I will admit that for the most part, graduation makes me sad. I am probably going to do jobs for money, which I have never done before, and I will also probably have to start talking like a grown-up and having good posture and stuff. All these things are sad. But one thing is un-sad. Let me tell you. After graduation, all the lesbians are going to change back. And it is going to be awesome.
Maybe you are confused. I understand. I’ve been there. Sexuality isn’t a choice, it’s biological. Right? People don’t just “change back,” and besides, it’s not like being straight is “normal.” Right? Unfortunately, all these things are wrong. At midnight after graduation, all the lesbians are going to be regulars again.
It will be magnificent. Imagine it fellows! All the ladies who rebuffed us over the years because they were “gay” and because we were “harassing them” are suddenly going to totally want it.
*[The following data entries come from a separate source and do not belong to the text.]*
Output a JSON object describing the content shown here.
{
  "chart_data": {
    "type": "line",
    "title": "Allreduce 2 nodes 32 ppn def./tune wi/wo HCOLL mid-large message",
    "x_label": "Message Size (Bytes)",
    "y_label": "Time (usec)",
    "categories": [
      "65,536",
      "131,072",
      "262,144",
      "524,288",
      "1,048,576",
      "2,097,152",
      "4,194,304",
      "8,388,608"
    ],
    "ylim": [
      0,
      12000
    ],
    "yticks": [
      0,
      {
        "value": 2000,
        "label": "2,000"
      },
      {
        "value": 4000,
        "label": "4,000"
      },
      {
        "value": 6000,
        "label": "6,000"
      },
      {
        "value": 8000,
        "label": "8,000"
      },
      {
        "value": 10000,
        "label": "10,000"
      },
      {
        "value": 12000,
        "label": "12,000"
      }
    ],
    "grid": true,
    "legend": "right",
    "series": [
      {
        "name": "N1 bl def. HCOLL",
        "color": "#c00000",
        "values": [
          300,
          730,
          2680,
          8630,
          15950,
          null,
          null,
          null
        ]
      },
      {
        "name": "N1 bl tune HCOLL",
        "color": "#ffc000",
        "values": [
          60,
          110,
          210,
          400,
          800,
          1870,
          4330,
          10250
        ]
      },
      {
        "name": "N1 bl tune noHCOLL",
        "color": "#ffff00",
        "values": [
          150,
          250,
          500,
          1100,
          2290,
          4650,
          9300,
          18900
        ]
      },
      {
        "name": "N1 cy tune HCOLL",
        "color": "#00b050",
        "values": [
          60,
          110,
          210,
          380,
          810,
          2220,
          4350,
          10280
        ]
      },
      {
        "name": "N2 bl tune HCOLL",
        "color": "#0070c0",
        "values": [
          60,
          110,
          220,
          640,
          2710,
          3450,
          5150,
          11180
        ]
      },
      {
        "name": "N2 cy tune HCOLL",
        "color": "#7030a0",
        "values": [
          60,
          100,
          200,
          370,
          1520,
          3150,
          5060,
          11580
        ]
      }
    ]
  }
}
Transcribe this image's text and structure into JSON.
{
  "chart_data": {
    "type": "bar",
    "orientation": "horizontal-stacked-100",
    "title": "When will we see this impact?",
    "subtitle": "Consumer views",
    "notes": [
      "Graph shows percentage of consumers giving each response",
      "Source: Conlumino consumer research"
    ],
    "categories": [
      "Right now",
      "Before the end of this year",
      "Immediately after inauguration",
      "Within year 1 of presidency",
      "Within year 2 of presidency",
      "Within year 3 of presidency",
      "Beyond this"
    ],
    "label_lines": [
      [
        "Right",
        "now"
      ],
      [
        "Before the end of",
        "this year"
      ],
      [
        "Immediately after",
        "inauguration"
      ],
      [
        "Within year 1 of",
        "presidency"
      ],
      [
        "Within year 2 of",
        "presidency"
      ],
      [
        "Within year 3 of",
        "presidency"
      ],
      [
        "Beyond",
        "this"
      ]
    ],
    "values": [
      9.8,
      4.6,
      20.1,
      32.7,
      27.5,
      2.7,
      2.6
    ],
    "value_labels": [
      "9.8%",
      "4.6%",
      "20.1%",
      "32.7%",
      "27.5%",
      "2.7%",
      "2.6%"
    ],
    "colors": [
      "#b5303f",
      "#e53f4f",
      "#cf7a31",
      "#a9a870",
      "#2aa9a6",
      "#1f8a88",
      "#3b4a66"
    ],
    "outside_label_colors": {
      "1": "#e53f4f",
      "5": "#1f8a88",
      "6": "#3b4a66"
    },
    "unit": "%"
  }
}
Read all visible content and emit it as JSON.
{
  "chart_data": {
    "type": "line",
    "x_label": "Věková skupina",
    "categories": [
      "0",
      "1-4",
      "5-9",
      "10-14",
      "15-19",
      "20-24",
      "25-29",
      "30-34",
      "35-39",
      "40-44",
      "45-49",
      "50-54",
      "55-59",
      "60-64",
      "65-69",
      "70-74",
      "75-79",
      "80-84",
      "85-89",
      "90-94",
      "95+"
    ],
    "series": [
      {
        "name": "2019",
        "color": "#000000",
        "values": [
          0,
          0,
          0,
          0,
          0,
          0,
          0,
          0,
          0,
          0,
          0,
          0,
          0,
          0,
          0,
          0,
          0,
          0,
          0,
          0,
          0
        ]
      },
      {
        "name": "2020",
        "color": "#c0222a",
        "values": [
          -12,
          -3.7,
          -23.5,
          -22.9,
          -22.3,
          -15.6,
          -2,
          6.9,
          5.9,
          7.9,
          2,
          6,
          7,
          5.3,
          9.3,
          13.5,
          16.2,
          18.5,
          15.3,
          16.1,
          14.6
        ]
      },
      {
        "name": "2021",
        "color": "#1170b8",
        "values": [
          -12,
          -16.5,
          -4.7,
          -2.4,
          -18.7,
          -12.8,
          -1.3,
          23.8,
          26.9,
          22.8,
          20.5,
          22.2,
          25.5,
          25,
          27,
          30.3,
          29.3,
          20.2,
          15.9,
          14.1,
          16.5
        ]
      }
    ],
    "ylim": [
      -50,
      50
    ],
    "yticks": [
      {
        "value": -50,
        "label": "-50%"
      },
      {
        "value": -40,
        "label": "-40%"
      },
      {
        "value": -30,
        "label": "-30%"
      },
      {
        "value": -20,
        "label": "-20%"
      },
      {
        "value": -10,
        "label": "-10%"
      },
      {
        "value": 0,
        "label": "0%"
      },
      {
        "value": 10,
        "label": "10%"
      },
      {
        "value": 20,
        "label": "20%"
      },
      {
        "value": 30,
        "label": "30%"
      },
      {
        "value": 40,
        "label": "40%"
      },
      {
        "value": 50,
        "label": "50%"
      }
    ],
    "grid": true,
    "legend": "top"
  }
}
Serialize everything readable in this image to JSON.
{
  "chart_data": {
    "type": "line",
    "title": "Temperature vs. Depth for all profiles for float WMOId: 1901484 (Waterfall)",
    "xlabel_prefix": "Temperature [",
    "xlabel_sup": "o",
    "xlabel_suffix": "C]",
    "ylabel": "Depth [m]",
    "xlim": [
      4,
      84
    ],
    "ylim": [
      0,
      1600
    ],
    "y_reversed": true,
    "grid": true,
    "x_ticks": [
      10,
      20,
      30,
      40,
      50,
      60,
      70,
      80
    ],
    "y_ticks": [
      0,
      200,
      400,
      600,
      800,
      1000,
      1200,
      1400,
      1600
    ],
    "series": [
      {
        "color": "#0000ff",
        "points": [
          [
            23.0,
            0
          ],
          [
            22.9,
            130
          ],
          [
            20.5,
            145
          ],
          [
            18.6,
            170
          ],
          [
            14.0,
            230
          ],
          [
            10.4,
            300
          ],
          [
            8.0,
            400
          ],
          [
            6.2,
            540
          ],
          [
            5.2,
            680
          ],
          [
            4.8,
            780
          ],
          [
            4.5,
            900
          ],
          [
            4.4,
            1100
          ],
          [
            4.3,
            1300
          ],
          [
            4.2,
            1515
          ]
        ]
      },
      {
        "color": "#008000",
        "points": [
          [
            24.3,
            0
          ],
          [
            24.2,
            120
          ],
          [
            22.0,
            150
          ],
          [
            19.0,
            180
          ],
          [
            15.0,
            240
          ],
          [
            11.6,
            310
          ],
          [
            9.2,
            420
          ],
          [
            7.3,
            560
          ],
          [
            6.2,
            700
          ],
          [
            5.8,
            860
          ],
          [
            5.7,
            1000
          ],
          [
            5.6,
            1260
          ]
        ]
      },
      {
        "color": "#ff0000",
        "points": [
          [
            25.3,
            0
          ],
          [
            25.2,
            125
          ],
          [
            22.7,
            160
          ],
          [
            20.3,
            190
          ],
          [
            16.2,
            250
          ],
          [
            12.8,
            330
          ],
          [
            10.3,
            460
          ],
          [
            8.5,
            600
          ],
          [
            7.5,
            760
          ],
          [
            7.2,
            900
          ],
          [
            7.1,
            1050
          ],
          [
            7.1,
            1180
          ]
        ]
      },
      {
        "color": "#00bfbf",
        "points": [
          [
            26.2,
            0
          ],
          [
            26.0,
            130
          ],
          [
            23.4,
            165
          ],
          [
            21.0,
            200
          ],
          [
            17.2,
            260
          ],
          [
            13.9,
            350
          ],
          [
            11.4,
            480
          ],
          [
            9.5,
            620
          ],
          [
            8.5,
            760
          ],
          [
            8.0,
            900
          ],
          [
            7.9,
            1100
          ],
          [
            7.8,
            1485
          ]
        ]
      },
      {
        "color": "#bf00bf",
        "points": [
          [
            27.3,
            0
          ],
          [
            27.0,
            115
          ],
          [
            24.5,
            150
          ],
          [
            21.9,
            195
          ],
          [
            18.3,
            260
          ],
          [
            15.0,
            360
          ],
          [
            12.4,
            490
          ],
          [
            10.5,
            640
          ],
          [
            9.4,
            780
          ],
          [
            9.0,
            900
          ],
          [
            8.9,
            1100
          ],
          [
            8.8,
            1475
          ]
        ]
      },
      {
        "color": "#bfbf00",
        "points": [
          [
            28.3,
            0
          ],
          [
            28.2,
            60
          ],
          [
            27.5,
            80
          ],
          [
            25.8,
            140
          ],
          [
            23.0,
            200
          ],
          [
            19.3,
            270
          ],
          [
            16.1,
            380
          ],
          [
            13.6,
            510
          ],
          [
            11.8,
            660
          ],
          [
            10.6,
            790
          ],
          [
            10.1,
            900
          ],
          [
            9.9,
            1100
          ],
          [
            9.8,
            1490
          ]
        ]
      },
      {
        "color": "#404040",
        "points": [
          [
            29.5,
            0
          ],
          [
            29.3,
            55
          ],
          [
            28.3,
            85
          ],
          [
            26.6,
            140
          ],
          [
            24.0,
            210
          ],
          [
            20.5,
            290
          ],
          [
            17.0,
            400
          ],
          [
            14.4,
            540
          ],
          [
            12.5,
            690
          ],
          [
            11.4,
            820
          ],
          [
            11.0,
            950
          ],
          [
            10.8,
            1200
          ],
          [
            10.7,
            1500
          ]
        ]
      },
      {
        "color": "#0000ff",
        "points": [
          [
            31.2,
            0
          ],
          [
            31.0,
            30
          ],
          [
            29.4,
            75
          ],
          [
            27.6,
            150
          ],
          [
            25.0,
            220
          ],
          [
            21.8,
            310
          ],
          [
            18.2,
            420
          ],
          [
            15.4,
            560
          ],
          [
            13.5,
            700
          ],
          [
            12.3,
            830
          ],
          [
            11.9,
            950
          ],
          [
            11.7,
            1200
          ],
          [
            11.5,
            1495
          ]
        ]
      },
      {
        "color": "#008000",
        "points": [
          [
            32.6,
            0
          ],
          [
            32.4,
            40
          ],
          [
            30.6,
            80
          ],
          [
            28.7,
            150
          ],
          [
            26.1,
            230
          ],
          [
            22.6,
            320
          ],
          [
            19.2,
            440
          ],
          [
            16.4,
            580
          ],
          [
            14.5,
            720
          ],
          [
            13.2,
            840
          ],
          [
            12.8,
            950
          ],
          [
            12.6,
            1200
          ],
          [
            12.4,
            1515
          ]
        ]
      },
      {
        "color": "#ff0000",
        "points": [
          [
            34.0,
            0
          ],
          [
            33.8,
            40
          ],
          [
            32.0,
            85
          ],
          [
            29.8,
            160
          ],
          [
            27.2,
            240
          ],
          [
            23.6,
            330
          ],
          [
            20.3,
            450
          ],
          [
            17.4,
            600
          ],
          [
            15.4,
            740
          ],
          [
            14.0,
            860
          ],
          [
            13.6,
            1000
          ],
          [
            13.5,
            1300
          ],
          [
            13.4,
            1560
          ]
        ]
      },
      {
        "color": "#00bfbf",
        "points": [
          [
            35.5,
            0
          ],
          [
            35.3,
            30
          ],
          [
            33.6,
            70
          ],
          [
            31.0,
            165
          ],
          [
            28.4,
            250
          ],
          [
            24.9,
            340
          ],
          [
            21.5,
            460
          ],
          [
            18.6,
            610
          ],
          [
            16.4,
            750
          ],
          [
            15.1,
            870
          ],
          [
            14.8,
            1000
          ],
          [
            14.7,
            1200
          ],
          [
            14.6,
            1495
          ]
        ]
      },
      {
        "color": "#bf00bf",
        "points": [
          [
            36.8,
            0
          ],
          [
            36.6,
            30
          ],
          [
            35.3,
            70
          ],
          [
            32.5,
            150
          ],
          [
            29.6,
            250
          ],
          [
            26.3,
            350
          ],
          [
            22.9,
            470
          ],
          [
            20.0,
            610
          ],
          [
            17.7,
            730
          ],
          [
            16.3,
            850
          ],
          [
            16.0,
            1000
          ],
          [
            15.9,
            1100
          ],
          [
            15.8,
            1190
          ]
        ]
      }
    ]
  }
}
It is going to be like a refugee camp, except instead of foreign nationals pining for freedom it is going to be straight chicks pining for boy love!
Yes there is a catch. Double-changed-back straight girls are known for their extremely high standards, unlike normal straight girls who are known primarily for their extreme sluttiness. When the girls change back, they are going to have certain expectations of you. For instance, you are going to have to buy flowers, and not curse. Also, put on something clean! Underpants counts.
Anyway, never fear. If you’ve never gotten laid at Wesleyan, you’ve still got your chance. And what a chance it will be! It will be quite a chance, is what I am saying. Penis! Bye Ampersand!!!!!!!!!!!!!!!!!!!!!!!!!!!!